Among those institutions that do disclose this information to participants, there was considerable variation in the type of information and the way it is presented to potential research participants, found the researchers.
In their "snapshot" of how academic medical centers are managing the issue of conflicts of interest, the team sought to discover how much, if any, information about corporate sponsorship of clinical trials is reported to potential participants. They also said they hoped their study and others to come will help academic medical centers develop more effective conflict of interest disclosure policies.
Their findings were reported in a paper published in the February, 2006, edition of Academic Medicine.
The researchers said their findings indicate that institutions are grappling in their own ways with this important and complex issue. They added that more work is needed to develop national consensus on what exactly constitutes conflicts of interest and how information about them should be presented to potential research participants.
Financial interests that might create conflicts can range from corporate support for the costs of the trial and its personnel to a consulting contract to an investigator's ownership of stock in the sponsor.
A number of agencies, such as the Association of American Medical Colleges (AAMC), have recommended that one part of managing financial conflict of interest is to include information about it in the consent process that occurs between patients and researchers before enrollment in clinical trials.
"However, while the AAMC recommendations provide guidance when it comes to what and how to disclose potential conflicts, recommendations from other groups are not as clear," said Duke's Kevin Weinfurt, Ph.D., first author of the paper. "We wanted to see how institutions implemented the AAMC guidelines. We believe that our analysis shows that significant questions remain among academic medical centers about the exact goals of disclosure and how best to achieve and communicate them."
For their analysis, the team reviewed the conflict of interest policies from the 120 academic medical centers with institutional review boards (IRB), committees of specialists that evaluate clinical research protocols to ensure patient safety. Each institution's policies were obtained either from website searches or directly from the IRBs themselves. The researchers conducted the survey in February and March of 2004.
The new analysis is the first of many on the role of conflict of interest in medical research funded by a $3 million grant from the National Institutes of Health. The researchers said they hoped that results of the five-year effort -- "Conflict of Interest Notification Study" (COINS) – will help provide data to help institutions develop conflict of interest policies. COINS is headed by Jeremy Sugarman, M.D., a bioethicist at Johns Hopkins University.
"The field is moving quite rapidly, with recommendations like those from the AAMC being relatively new," Sugarman explained. "We would expect official policies put into place by institutions to lag behind guidance, but we are encouraged that institutions are taking the issue of conflict of interest seriously.
"I am not surprised, given the lack of data on the best way of disclosing conflicts, that all institutions have not adopted wholesale new and untested recommendations based on guidance from outside bodies who are similarly concerned about this important issue," Sugarman said.
When looking at an academic medical center's disclosure of conflict of interest to their trial participants, the researchers said there are three possible goals of disclosing to participants.

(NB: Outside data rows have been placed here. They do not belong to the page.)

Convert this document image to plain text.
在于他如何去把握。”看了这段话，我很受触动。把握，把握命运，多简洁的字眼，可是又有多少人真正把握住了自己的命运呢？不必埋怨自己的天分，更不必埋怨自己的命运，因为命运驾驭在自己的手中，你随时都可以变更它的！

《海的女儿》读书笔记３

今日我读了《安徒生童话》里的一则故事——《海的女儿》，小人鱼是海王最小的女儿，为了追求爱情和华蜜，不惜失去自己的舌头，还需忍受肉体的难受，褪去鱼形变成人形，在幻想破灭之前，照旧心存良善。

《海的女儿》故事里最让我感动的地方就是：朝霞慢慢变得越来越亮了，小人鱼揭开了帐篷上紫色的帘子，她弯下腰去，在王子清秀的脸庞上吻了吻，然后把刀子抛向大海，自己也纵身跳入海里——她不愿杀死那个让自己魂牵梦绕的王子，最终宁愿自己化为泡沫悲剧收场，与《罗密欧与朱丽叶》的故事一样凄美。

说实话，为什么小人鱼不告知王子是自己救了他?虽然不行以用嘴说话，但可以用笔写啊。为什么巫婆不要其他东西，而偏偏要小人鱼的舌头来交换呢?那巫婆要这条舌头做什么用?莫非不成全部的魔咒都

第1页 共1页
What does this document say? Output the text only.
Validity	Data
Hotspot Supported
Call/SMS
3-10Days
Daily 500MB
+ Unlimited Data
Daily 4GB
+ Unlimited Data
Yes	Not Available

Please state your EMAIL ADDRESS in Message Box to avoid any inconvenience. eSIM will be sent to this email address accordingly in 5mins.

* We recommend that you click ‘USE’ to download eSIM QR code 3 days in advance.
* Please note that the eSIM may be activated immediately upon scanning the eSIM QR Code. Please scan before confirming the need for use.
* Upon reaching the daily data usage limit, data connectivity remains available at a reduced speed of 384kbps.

"The first is to ensure that patients have all the information they need in order to make an informed consent about participating in a trial," Weinfurt explained. "The information should be presented in such a way that patients understand the nature and likely consequences of any financial conflicts of interest."
The second possible goal of disclosure is to make sure that the research in question adheres to legal or regulatory requirements, said Weinfurt. The final goal of including conflict of interest information in the consent process is that it might serve as a deterrent to investigators or institutions from engaging in significant conflicts of interest, since they would have to disclose them to patients.
The researchers found a wide variety of ways different institutions communicate this information to their patients -- ranging from detailed information in the consent forms to required discussion between investigators and participants. Some consent forms mentioned only the sponsor by name, while others went into detail about where and how the sponsor's support was being spent.
"From our study, it appears that most of the policies in place at academic medical centers were the most consistent with the goal of avoiding legal liability," Weinfurt said. "While it is difficult to determine the motivation, it appears that the language usage in consent forms better served the legal goal than the informed choice or deterrent goal.
Both Weinfurt and Sugarman agreed that many institutions are unsure about how to move forward with conflict of interest disclosures, and they are looking for guidance. They believe that this and subsequent COINS studies can lead to different models that could then be tested.
"For example, would a simple disclosure that an individual investigator could benefit from the results of study be better understood by a participant than a long description of the nature and possible implications of the financial relationship?" Weinfurt said. "We are currently focusing on these sorts of issues."
In addition to Weinfurt and Sugarman, other members of the COINS team include, from Duke, Michaela Dinan, Jennifer Allsbrook, Joelle Friedman, Robert Califf, M.D., and Kevin Schulman, M.D. Also, Mark Hall, J.D., Wake Forest, is a member of the team. The Duke researchers are all part of the Center for Clinical and Genetic Economics, part of the Duke Clinical Research Institute.